It was a cold, windy and rainy afternoon in Chicago, the kind of day that Chicagoans dread and that makes West coast dwellers swell with pride about their choice of residence. I was sipping on my coffee, occasionally looking through the window to see if the rain had relented. My colleagues were hard at work on their computers, the noise of fingers working on keyboards interspersed with revenue discussions across desks. There was nothing out of the ordinary about the day so far.
But things were about to change a lot. I was about to turn to Google Search to look for resignation letter templates. Oh, the irony! I was going to ask Google to help me draft a letter that would end my four and a half year long stint at Google. The moment will stay with me forever. I typed a short note and sent it over to my manager, but as I had had a word with her earlier, she wasn’t surprised. Alas, all good things must come to an end, and so did my time at Google.
I was fortunate to have received offers from a few good schools in the US and UK, and after racking my brains for a little over a month to weigh up my options, I decided to get my MBA from Cambridge Judge Business School. The thought of walking down the same hallowed halls as immortals like Sir Isaac Newton and Charles Darwin would once have kept me up at nights, and now it was going to be a reality. My wife secured a place at a school in London, and the exhilaration of pursuing academic advancement together in another country was palpable.

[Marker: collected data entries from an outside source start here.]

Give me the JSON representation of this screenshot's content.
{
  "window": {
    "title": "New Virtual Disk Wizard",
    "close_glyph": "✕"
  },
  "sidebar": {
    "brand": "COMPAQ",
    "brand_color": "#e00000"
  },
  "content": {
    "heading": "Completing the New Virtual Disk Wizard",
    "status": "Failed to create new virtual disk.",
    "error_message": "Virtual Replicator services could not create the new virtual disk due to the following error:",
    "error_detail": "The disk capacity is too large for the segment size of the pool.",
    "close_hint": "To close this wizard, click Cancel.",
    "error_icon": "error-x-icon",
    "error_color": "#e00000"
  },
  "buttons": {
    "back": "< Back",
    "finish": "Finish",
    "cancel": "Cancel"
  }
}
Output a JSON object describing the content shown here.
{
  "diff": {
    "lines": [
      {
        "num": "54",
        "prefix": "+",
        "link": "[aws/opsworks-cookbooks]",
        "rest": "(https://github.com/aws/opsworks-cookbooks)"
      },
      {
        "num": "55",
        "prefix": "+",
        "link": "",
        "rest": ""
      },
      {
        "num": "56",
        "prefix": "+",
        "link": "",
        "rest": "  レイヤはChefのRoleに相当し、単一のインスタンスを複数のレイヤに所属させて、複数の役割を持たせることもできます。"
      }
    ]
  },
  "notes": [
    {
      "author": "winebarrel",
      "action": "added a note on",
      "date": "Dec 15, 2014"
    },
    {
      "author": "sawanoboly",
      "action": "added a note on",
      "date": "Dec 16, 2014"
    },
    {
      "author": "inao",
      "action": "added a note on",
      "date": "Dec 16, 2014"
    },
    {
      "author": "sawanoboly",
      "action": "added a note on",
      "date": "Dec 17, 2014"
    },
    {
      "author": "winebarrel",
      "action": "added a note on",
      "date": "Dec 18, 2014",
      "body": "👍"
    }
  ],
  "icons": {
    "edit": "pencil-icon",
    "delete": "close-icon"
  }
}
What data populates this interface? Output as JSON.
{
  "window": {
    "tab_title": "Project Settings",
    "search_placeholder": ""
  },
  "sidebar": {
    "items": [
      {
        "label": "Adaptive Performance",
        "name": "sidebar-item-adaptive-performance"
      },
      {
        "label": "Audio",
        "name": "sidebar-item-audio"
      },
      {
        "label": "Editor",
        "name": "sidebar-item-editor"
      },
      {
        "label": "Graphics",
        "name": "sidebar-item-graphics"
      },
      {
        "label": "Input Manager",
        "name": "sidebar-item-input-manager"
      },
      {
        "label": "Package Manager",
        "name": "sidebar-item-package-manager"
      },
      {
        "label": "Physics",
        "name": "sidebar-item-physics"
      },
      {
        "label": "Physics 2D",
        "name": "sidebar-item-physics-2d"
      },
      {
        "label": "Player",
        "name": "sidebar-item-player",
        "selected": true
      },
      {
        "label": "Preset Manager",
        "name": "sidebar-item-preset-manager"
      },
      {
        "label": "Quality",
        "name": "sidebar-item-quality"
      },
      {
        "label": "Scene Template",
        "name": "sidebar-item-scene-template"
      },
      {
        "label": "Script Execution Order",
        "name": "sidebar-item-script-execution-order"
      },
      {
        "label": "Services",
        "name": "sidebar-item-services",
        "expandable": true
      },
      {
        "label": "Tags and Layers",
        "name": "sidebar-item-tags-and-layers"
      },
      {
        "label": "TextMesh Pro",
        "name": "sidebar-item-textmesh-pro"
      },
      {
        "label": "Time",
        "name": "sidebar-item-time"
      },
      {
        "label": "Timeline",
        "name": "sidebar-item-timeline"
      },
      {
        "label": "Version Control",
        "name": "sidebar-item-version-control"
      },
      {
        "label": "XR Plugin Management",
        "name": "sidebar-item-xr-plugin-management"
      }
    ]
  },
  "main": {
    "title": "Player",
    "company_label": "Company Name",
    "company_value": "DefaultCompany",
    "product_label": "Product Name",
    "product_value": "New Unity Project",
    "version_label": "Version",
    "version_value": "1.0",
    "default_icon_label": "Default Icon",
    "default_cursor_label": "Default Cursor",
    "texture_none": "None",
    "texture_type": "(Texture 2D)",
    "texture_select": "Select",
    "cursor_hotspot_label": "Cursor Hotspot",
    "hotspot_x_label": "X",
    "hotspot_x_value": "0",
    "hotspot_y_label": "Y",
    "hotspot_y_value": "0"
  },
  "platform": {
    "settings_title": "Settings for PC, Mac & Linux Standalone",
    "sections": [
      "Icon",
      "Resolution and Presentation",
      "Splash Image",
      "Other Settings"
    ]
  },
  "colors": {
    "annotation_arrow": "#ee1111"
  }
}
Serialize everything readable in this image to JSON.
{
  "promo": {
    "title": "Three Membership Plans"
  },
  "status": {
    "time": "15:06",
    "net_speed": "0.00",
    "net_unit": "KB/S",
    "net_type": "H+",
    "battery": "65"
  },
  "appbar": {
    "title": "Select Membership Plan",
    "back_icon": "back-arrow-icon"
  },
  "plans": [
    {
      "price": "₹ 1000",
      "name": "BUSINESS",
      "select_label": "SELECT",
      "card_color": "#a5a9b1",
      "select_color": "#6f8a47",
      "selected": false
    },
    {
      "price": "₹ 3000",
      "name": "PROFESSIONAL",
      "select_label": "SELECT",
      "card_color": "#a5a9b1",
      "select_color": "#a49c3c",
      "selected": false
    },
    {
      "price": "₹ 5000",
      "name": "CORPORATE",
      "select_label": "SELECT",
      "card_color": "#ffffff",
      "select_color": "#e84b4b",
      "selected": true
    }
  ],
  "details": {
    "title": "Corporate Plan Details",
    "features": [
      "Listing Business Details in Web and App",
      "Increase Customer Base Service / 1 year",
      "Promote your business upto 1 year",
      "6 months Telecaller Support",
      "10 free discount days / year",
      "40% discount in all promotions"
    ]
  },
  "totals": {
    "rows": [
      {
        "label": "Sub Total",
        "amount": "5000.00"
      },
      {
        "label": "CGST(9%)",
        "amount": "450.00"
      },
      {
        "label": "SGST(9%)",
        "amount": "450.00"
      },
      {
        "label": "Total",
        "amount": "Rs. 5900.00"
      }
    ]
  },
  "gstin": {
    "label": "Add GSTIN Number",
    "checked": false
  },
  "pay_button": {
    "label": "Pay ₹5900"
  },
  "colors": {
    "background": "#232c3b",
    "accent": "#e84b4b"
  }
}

One of the primary motivations that drove my choice of the Cambridge MBA, is its proximity to the “Silicon Fen”, a large cluster of high-tech businesses focusing on software, electronics and biotechnology. Many of these businesses have connections with the University of Cambridge and the area is now one of the most important technology centres in Europe. This is supported by the founding of Cambridge Science Park, in 1970, and the Cambridge-MIT institute, set up in 2000 by the then Chancellor to the Exchequer Gordon Brown and allows the University of Cambridge to leverage the expertise of MIT.
It may be this proximity to the Silicon Fen that helps the Cambridge MBA Careers office to partner with some of the most sought after technology employers in the world. Many MBA candidates are set to start working at major technology firms upon completion of the program, and this might be attributed to Cambridge’s alliance with the southern tip of the English Fenland, Silicon Fen.